During today’s inspection, LPA performed observations and interviews.

LPA inspected the outdoor play area. LPA observed the following: Broken or damaged playthings, have been moved to the off-limit area or repaired. Sandbox has proper covered, with signage displayed and wall tarp reattached to fence.

Per licensee, outdoor play area policy regarding capacity was reviewed with facility staff.
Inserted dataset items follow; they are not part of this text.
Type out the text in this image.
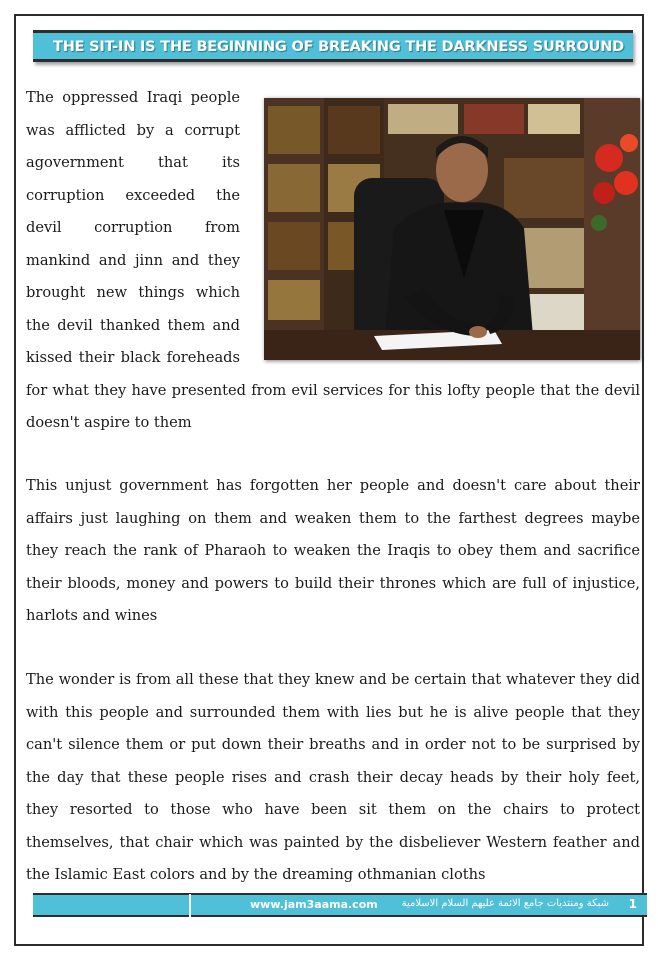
THE SIT-IN IS THE BEGINNING OF BREAKING THE DARKNESS SURROUND

The oppressed Iraqi people was afflicted by a corrupt agovernment that its corruption exceeded the devil corruption from mankind and jinn and they brought new things which the devil thanked them and kissed their black foreheads for what they have presented from evil services for this lofty people that the devil doesn't aspire to them

This unjust government has forgotten her people and doesn't care about their affairs just laughing on them and weaken them to the farthest degrees maybe they reach the rank of Pharaoh to weaken the Iraqis to obey them and sacrifice their bloods, money and powers to build their thrones which are full of injustice, harlots and wines

The wonder is from all these that they knew and be certain that whatever they did with this people and surrounded them with lies but he is alive people that they can't silence them or put down their breaths and in order not to be surprised by the day that these people rises and crash their decay heads by their holy feet, they resorted to those who have been sit them on the chairs to protect themselves, that chair which was painted by the disbeliever Western feather and the Islamic East colors and by the dreaming othmanian cloths

www.jam3aama.com شبكة ومنتديات جامع الائمة عليهم السلام الاسلامية 1
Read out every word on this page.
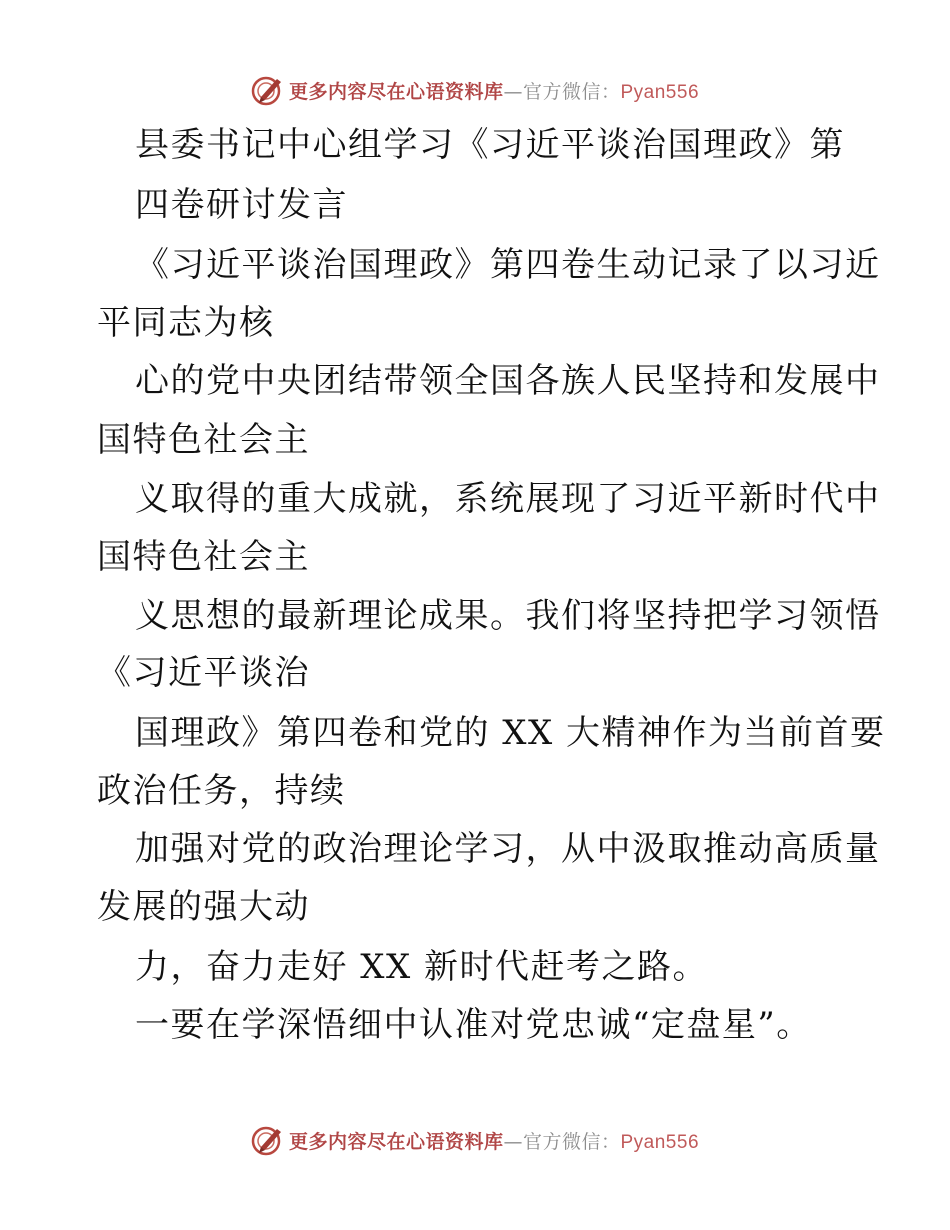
更多内容尽在心语资料库—官方微信：Pyan556
县委书记中心组学习《习近平谈治国理政》第
四卷研讨发言
《习近平谈治国理政》第四卷生动记录了以习近
平同志为核
心的党中央团结带领全国各族人民坚持和发展中
国特色社会主
义取得的重大成就，系统展现了习近平新时代中
国特色社会主
义思想的最新理论成果。我们将坚持把学习领悟
《习近平谈治
国理政》第四卷和党的 XX 大精神作为当前首要
政治任务，持续
加强对党的政治理论学习，从中汲取推动高质量
发展的强大动
力，奋力走好 XX 新时代赶考之路。
一要在学深悟细中认准对党忠诚“定盘星”。
更多内容尽在心语资料库—官方微信：Pyan556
Topics included requirement for only 8 children, as stated on outdoor space waiver.

Deficiencies issued on 2/21/2023 and 3/3/2023, has been cleared and ‘Cleared Plan of Correction Letter’ was provided.

Exit interview was conducted with Licensee, Rabab Tawfik, and signature of this form acknowledges receipt of these documents.

This report must be available in the facility for public review. Notice was provided and must remain posted for 30 days. Licensee was advised for additional questions to call CCL Office, M-F, 8am-5pm, 650-266-8800 or 1-844-538-8766. Website: www.ccld.ca.gov
SUPERVISORS NAME: Ali Zebila
LICENSING EVALUATOR NAME: Luis Gomez
LICENSING EVALUATOR SIGNATURE: DATE: 04/17/2023
I acknowledge receipt of this form and understand my licensing appeal rights as explained and received.
FACILITY REPRESENTATIVE SIGNATURE: DATE: 04/17/2023
This report must be available at Child Care and Group Home facilities for public review for 3 years.